Calor dos infernos só no paraíso

Jaguara, o animador de Velórios dos Campos Gerais, assim como o Pirata Bolorot, está refugiado em Porto Belo, Santa Catarina. Bem como o bucaneiro francês, que depois de saquear os espanhóis se escondia na enseada da Caixa D°Aço, o Jaguara aproveita o esconderijo para se refrescar com as cervejas do Bar Flutuante Balanço do Mar

– No calor dos infernos, só no paraíso! – diz o Animador de Velórios.

No planalto paranaense o calor é tanto que até algumas expressões perderam o sentido. Antes, o “calor era senegalesco”. O Senegal por ser aqui, assim como o Haiti, perdeu o direito à expressão: agora temos o “calor curitibano”. Por certo Curitiba é a morada do Abominável Homem das Neves, mas pelo uma ou duas vezes por ano é possível fritar ovos no asfalto da Marechal Deodoro.

Não se sabe ainda se os gaúchos já tentaram assar uma picanha no asfalto, mas tem uma cidade no Arizona, Oatman, no velho Deserto do Mojave, onde 150 pessoas fazem uma competição anual de fritar ovos no asfalto, todo 4 de julho, às margens da famosa Route 66. Vencem a prova os concorrentes que chegam mais perto de cozinhar um ovo em 15 minutos apenas por exposição ao sol. De vez em quando um ovo chega a fritar em Oatman, um dos pontos mais quentes do mundo. Só que, para tanto, as regras permitem coisas do tipo lentes de aumento, espelhos, refletores de alumínio e similares.

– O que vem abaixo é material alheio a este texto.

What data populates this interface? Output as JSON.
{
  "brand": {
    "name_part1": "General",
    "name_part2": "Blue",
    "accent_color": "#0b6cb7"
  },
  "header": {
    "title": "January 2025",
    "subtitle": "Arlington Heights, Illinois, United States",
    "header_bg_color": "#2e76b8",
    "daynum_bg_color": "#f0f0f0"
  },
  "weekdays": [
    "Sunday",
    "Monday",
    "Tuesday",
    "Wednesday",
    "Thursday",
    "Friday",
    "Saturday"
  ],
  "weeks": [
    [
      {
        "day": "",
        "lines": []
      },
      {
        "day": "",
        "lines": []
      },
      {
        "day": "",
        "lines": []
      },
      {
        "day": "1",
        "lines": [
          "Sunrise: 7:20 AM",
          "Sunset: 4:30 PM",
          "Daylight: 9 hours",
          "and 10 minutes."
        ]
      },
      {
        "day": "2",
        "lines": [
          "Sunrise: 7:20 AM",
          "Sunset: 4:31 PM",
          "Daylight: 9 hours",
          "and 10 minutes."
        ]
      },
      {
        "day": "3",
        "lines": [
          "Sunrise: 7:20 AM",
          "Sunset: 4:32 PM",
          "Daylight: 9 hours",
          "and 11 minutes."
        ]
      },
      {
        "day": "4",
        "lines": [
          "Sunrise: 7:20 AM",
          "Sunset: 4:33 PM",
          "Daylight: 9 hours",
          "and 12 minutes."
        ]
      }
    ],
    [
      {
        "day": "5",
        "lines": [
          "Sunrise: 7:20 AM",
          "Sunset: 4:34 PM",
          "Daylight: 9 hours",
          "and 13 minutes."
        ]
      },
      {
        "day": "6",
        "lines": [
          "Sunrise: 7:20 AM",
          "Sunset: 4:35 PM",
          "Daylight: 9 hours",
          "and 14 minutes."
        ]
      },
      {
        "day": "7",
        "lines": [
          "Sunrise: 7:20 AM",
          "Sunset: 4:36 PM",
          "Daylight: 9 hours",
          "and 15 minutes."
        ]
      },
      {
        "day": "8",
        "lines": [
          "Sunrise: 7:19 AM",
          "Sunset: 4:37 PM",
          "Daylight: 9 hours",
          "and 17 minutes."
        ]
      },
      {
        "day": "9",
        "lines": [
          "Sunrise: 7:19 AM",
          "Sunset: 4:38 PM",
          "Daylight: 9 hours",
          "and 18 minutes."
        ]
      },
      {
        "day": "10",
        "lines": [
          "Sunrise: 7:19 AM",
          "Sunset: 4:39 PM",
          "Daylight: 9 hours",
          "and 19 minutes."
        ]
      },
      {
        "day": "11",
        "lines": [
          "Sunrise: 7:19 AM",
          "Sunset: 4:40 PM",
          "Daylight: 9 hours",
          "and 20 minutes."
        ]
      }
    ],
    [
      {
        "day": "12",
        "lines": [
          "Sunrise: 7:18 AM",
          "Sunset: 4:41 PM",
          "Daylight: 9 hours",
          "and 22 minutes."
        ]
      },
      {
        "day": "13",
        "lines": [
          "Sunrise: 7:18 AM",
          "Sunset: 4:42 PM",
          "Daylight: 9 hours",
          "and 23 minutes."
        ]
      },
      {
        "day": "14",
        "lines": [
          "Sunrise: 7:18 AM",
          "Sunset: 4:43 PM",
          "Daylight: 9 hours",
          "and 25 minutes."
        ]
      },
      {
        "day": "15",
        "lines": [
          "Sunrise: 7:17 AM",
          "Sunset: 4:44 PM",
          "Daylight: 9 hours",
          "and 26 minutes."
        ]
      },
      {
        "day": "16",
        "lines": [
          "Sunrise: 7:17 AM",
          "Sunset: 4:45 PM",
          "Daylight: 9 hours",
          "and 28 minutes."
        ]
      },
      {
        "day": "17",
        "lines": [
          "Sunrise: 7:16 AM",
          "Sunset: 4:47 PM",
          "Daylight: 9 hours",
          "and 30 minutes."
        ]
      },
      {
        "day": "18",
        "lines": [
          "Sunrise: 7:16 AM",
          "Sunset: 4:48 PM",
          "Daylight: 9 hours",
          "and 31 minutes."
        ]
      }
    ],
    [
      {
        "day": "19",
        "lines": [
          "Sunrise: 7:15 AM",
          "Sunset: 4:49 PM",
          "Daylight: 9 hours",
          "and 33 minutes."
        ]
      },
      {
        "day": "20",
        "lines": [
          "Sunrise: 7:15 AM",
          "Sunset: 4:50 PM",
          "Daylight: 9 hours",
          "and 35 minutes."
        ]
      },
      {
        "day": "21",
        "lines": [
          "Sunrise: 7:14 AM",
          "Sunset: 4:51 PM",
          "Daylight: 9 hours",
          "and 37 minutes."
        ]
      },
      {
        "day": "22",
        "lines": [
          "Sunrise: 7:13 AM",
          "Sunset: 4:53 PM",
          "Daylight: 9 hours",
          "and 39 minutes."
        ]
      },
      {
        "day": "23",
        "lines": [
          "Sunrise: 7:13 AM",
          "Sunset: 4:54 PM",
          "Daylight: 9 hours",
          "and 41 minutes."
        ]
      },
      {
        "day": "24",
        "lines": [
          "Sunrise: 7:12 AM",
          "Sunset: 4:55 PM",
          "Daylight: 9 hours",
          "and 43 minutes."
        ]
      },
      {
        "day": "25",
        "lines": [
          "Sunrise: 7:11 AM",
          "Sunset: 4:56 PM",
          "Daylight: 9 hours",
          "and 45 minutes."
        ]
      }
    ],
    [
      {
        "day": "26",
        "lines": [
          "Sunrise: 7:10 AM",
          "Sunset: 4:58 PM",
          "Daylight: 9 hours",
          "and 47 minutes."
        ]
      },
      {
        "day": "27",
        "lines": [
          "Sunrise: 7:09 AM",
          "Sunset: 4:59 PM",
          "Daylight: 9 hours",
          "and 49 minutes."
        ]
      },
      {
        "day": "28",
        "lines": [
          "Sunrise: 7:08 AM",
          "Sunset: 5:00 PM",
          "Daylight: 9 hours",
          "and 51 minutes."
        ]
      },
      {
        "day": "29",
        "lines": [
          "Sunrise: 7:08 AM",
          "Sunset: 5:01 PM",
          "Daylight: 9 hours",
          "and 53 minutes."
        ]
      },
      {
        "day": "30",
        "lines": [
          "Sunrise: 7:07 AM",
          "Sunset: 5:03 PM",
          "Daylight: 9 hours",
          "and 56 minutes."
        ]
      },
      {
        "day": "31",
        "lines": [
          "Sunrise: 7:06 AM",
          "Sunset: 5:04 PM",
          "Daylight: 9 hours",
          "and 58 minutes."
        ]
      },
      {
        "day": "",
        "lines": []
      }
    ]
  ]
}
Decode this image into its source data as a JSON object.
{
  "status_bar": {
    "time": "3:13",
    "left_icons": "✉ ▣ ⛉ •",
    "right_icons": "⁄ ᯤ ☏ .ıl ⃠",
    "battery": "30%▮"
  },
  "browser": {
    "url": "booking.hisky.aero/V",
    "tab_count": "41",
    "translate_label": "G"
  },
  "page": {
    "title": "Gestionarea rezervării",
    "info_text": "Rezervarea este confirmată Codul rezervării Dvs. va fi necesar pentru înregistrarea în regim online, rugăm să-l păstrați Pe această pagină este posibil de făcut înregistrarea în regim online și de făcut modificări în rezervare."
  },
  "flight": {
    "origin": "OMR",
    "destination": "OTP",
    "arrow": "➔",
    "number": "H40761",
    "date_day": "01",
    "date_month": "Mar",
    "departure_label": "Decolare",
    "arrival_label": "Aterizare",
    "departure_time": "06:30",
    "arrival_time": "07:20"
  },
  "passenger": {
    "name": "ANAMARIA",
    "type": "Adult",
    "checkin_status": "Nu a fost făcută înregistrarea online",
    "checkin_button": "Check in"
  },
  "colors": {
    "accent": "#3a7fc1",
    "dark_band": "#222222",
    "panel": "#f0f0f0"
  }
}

Encontrei o Jaguara comprando frutos do mar no Mercado Público de Itajaí, muito bem acompanhado por uma bela galega que me foi apresentada como bióloga marinha. Para evitar constrangimentos, não perguntei o paradeiro da patroa. Quem me informou foi o próprio:

– Para não morrer pela boca, nada melhor do que ter ao lado uma especialista. Inclusive, acerca dos hábitos e costumes dos animais marinhos. Poucos sabem, mas o primeiro contato do golfinho com o homem ocorreu aqui em Santa Catarina.

– Aqui em Itajaí? – perguntei.

– Não se sabe o ponto exato. Mas foi em algum ponto entre Itajaí e Florianópolis. Estava o açoriano tarrafeando muito além da arrebentação, quando emergiu junto à canoa um raro golfinho azul.O pescador nunca tinha visto golfinho; o golfinho nunca tinha visto o caiçara. Um ficou olhando pro outro, sem saber o que dizer. De repente, o pescador embevecido soltou a famosa interjeição típica dos açorianos do litoral de Santa Catarina, que pode expressar alegria, aplauso, decepção, irritação e vale por mil palavras: “Ê-ê-ê-ê-ê-ê-ê-ê!”.

Para quem ainda não ouviu, a interjeição do caiçara tem som agudo vindo direto da garganta, com o acento circunflexo bem caprichado.

– Depois desse primeiro encontro entre golfinho azul e o ser humano, até hoje a família dos botos se manifesta com a mesma expressão dos caiçaras – ensina o Jaguara, depois de arrematar mais uma caipirinha com a bióloga. Isso demonstra que a natureza é sábia. Se aquele golfinho azul tivesse conhecido antes o pescador de Florianópolis, a expressão dos botos seria a mesma dos manezinhos da ilha: “Lhó, lhó, lhó, lhó!”.

Depois de encher a sacola com frutos do mar para uma boa caldeirada, o Jaguara e a bióloga se despediram com uma última lição:
– Você sabe por que os melhores camarões vêm de Santa Catarina? Eles têm a casca grossa de Lages, o rabo bonito da Vera Fischer, são frescos porque nascem em Laguna e têm cocô na cabeça porque, atualmente, isso é o que mais jogamos no mar.